Sondaggi politici 2015: stabile il Pd, continua il crollo di Forza Italia

Nei sondaggi politici Emg cresce ancora la Lega Nord, in risalita anche il Movimento 5 Stelle.

I sondaggi politici hanno ormai registrato gli scossoni seguiti all’elezione del presidente della Repubblica – che hanno riportato il Partito Democratico a crescere nei consensi e hanno accentuato la crisi di Forza Italia – e adesso riprendono a monitorare una situazione che si va di nuovo normalizzando, in attesa che qualche nuovo avvenimento scombini il quadro. Il Partito Democratico arresta infatti la sua crescita, mentre le altre dinamiche di lungo corso che abbiamo osservato in questi mesi riprendono il loro regolare andamento.

Dicevamo del Pd, che dopo un paio di settimane di crescita impetuosa rimane stabile al 37%, livello comunque molto elevato considerando che è ormai un anno che Matteo Renzi è al governo e che il suo esecutivo inizia a subire l’inevitabile logoramento. Perde qualcosa, sempre nel campo del centrosinistra, anche Sel, che cede tre decimali e scivola al 4,1%. Il saliscendi che Sel sta attraversando in questi mesi potrebbe essere causato dalle continue voci sulla nascita di un nuovo soggetto di sinistra, che accendono l’entusiasmo dei tanti che lo attendono per dare vita a una vera opposizione da sinistra a Renzi, ma che poi rientra nel momento in cui il varo del nuovo partito si allontana ancora una volta.

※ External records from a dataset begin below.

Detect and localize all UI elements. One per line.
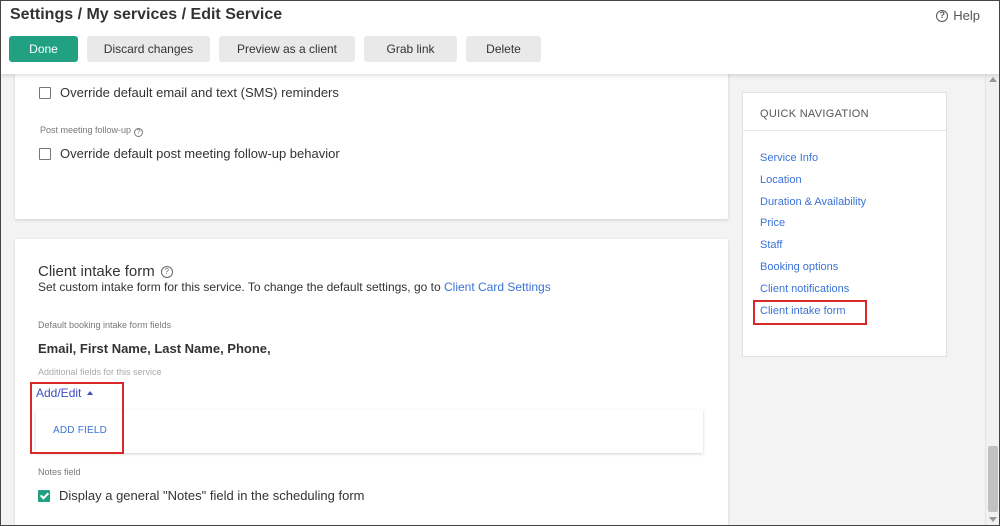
quick-navigation-panel: QUICK NAVIGATION Service Info Location D… xyxy=(742,92,947,357)
grab-link-button[interactable]: Grab link xyxy=(364,36,457,62)
client-card-settings-link[interactable]: Client Card Settings xyxy=(444,280,551,294)
override-followup-label: Override default post meeting follow-up … xyxy=(60,146,340,161)
scroll-up-arrow-icon[interactable] xyxy=(989,77,997,82)
qn-item-client-intake-form[interactable]: Client intake form xyxy=(760,305,866,327)
override-followup-checkbox[interactable] xyxy=(39,147,51,160)
additional-fields-label: Additional fields for this service xyxy=(38,367,162,377)
page-scrollbar[interactable] xyxy=(985,74,999,525)
qn-item-service-info[interactable]: Service Info xyxy=(760,152,866,174)
client-intake-card: Client intake form ? Set custom intake f… xyxy=(15,239,728,526)
intake-title-text: Client intake form xyxy=(38,263,155,280)
intake-description-text: Set custom intake form for this service.… xyxy=(38,280,444,294)
preview-as-client-button[interactable]: Preview as a client xyxy=(219,36,355,62)
toolbar: Done Discard changes Preview as a client… xyxy=(9,36,541,62)
page-header: Settings / My services / Edit Service ? … xyxy=(0,0,1000,74)
caret-up-icon xyxy=(87,391,94,395)
add-field-panel: ADD FIELD xyxy=(36,410,703,453)
breadcrumb: Settings / My services / Edit Service xyxy=(10,6,283,23)
divider xyxy=(743,130,946,131)
default-fields-label: Default booking intake form fields xyxy=(38,320,172,330)
scroll-down-arrow-icon[interactable] xyxy=(989,517,997,522)
qn-item-duration-availability[interactable]: Duration & Availability xyxy=(760,196,866,218)
qn-item-booking-options[interactable]: Booking options xyxy=(760,261,866,283)
override-followup-row: Override default post meeting follow-up … xyxy=(39,146,340,161)
help-label: Help xyxy=(953,8,980,23)
qn-item-staff[interactable]: Staff xyxy=(760,239,866,261)
add-field-button[interactable]: ADD FIELD xyxy=(53,425,107,436)
qn-item-location[interactable]: Location xyxy=(760,174,866,196)
notes-field-row: Display a general "Notes" field in the s… xyxy=(38,488,365,503)
discard-changes-button[interactable]: Discard changes xyxy=(87,36,210,62)
override-reminders-checkbox[interactable] xyxy=(39,86,51,99)
followup-section-label: Post meeting follow-up? xyxy=(40,125,144,137)
intake-description: Set custom intake form for this service.… xyxy=(38,280,551,294)
notes-field-checkbox[interactable] xyxy=(38,489,50,502)
scroll-thumb[interactable] xyxy=(988,446,998,512)
quick-navigation-list: Service Info Location Duration & Availab… xyxy=(760,152,866,326)
followup-section-text: Post meeting follow-up xyxy=(40,125,132,135)
intake-title: Client intake form ? xyxy=(38,263,173,280)
notifications-card: Override default email and text (SMS) re… xyxy=(15,60,728,219)
override-reminders-label: Override default email and text (SMS) re… xyxy=(60,85,339,100)
qn-item-price[interactable]: Price xyxy=(760,217,866,239)
help-icon: ? xyxy=(936,9,949,22)
question-icon[interactable]: ? xyxy=(160,265,173,278)
default-fields-value: Email, First Name, Last Name, Phone, xyxy=(38,341,271,356)
done-button[interactable]: Done xyxy=(9,36,78,62)
quick-navigation-title: QUICK NAVIGATION xyxy=(760,108,869,120)
override-reminders-row: Override default email and text (SMS) re… xyxy=(39,85,339,100)
add-edit-label: Add/Edit xyxy=(36,386,82,400)
notes-field-label: Display a general "Notes" field in the s… xyxy=(59,488,365,503)
add-edit-toggle[interactable]: Add/Edit xyxy=(36,386,94,400)
help-link[interactable]: ? Help xyxy=(936,8,980,23)
delete-button[interactable]: Delete xyxy=(466,36,541,62)
qn-item-client-notifications[interactable]: Client notifications xyxy=(760,283,866,305)
info-icon[interactable]: ? xyxy=(134,128,144,137)
notes-section-label: Notes field xyxy=(38,467,81,477)
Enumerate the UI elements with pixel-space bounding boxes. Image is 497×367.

Sondaggi politici 17 febbraio 2015

Nel campo del centrodestra invece tutto continua come prima: Forza Italia prosegue la sua discesa che sembra non conoscere fine e la porta sempre più in basso nei consensi. Questa settimana il partito di Silvio Berlusconi raggiunge un nuovo minimo storico: 12%, quattro decimali in meno di settimana scorsa. La Lega Nord non solo ha compiuto il sorpasso, ma si allontana sempre di più, continua a crescere e arriva al 15,5%. In ottica election day, per Berlusconi sarà molto difficile fare a meno del Carroccio, tanto più che l’alleanza tra Ncd e Udc non basta a portarli oltre un misero 3,2% (in calo di mezzo punto). Vanno meglio le cose per Fratelli d’Italia, che sale un po’ e arriva al 3,8%.

E il Movimento 5 Stelle? Continua in un saliscendi che non cambia quella che è la tendenza del partito di Beppe Grillo, che rimane ormai da mesi e mesi stabilmente attorno al 20% dei voti, più o meno i consensi maturati al tempo delle elezioni europee dello scorso anno.